Salvation means that our bodies will be made new, no longer subject to decay (1 Corinthians 15:53), and transformed into glory. The physical world is not junk that must be tossed aside — God made it good, and he will make it good again. We do not know how bodies are resurrected, nor the physics of the renewed universe, but we can trust the Creator to complete his work.
We do not yet see a perfect creation, neither in space nor on earth nor in our own bodies, but we are confident that it will be transformed. As Paul says: “For in this hope we were saved. But hope that is seen is no hope at all. Who hopes for what they already have? But if we hope for what we do not yet have, we wait for it patiently” (Romans 8:24-25).

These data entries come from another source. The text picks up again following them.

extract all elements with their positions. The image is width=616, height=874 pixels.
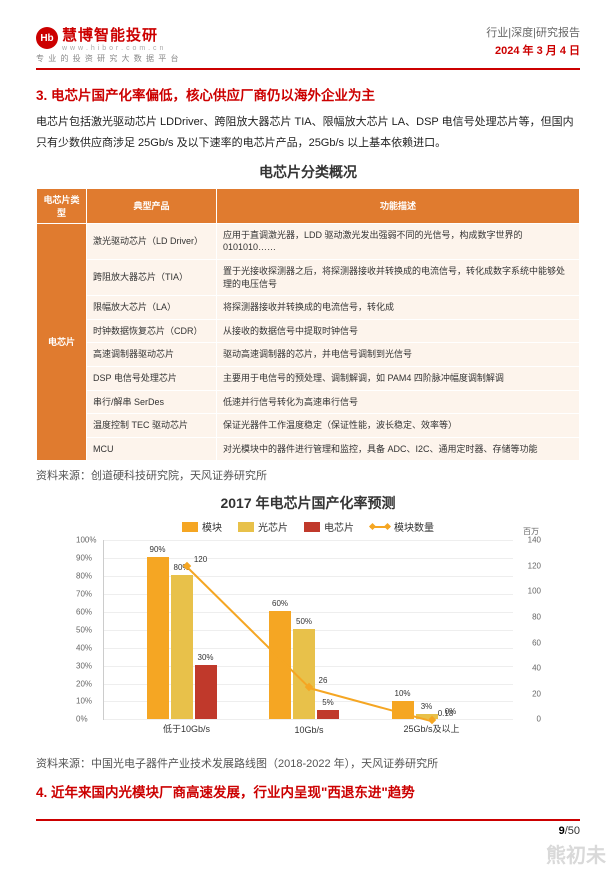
chip-classification-table: 电芯片类型典型产品功能描述 电芯片激光驱动芯片（LD Driver）应用于直调激…: [36, 188, 580, 462]
chart-title: 2017 年电芯片国产化率预测: [36, 493, 580, 513]
domesticization-chart: 模块 光芯片 电芯片 模块数量 百万 0%10%20%30%40%50%60%7…: [73, 519, 543, 749]
logo-text: 慧博智能投研: [62, 24, 164, 45]
table-row: DSP 电信号处理芯片主要用于电信号的预处理、调制解调，如 PAM4 四阶脉冲幅…: [37, 366, 580, 390]
chart-legend: 模块 光芯片 电芯片 模块数量: [73, 519, 543, 534]
report-date: 2024 年 3 月 4 日: [486, 42, 580, 58]
section-4-title: 4. 近年来国内光模块厂商高速发展，行业内呈现"西退东进"趋势: [36, 781, 580, 801]
report-category: 行业|深度|研究报告: [486, 24, 580, 40]
watermark: 熊初未: [546, 839, 606, 868]
table-row: MCU对光模块中的器件进行管理和监控，具备 ADC、I2C、通用定时器、存储等功…: [37, 437, 580, 461]
table-row: 时钟数据恢复芯片（CDR）从接收的数据信号中提取时钟信号: [37, 319, 580, 343]
chart-source: 资料来源：中国光电子器件产业技术发展路线图（2018-2022 年），天风证券研…: [36, 755, 580, 771]
table-row: 温度控制 TEC 驱动芯片保证光器件工作温度稳定（保证性能，波长稳定、效率等）: [37, 414, 580, 438]
logo-badge: Hb: [36, 27, 58, 49]
table-header: 典型产品: [87, 188, 217, 223]
logo-subtitle: 专 业 的 投 资 研 究 大 数 据 平 台: [36, 53, 179, 64]
page-footer: 9/50: [36, 819, 580, 837]
table-header: 电芯片类型: [37, 188, 87, 223]
table-row: 电芯片激光驱动芯片（LD Driver）应用于直调激光器，LDD 驱动激光发出强…: [37, 223, 580, 259]
logo-url: w w w . h i b o r . c o m . c n: [62, 45, 164, 52]
section-3-title: 3. 电芯片国产化率偏低，核心供应厂商仍以海外企业为主: [36, 84, 580, 104]
page-header: Hb 慧博智能投研 w w w . h i b o r . c o m . c …: [36, 24, 580, 70]
table-row: 跨阻放大器芯片（TIA）置于光接收探测器之后，将探测器接收并转换成的电流信号，转…: [37, 259, 580, 295]
table-row: 限幅放大芯片（LA）将探测器接收并转换成的电流信号，转化成: [37, 296, 580, 320]
table-row: 高速调制器驱动芯片驱动高速调制器的芯片，并电信号调制到光信号: [37, 343, 580, 367]
table-title: 电芯片分类概况: [36, 162, 580, 182]
table-row: 串行/解串 SerDes低速并行信号转化为高速串行信号: [37, 390, 580, 414]
table-source: 资料来源：创道硬科技研究院，天风证券研究所: [36, 467, 580, 483]
table-header: 功能描述: [217, 188, 580, 223]
body-paragraph: 电芯片包括激光驱动芯片 LDDriver、跨阻放大器芯片 TIA、限幅放大芯片 …: [36, 112, 580, 154]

We wait, with both patience and eagerness, for the resurrection of our bodies, when our adoption will be completed. We live in the situation of “already but not yet”: already redeemed, but not yet completely redeemed. We are already freed from condemnation, but not yet completely freed from sin. We are already in the kingdom, but it is not yet in its fullness. We live with aspects of the age to come, even as we struggle with aspects of the old age.
Things to think about
- If there is no condemnation for believers (verse 1), should we ever have feelings of guilt? Why?
- In what way does the Spirit “control” our minds? (verse 6)
- How do we get the ability to put our misdeeds to death? (verse 13)
- When we call God “Father,” do we feel fear, duty, or privilege? (verse 16).
- How do you envision the glory that will be revealed in us? (verse 18) What will we be like?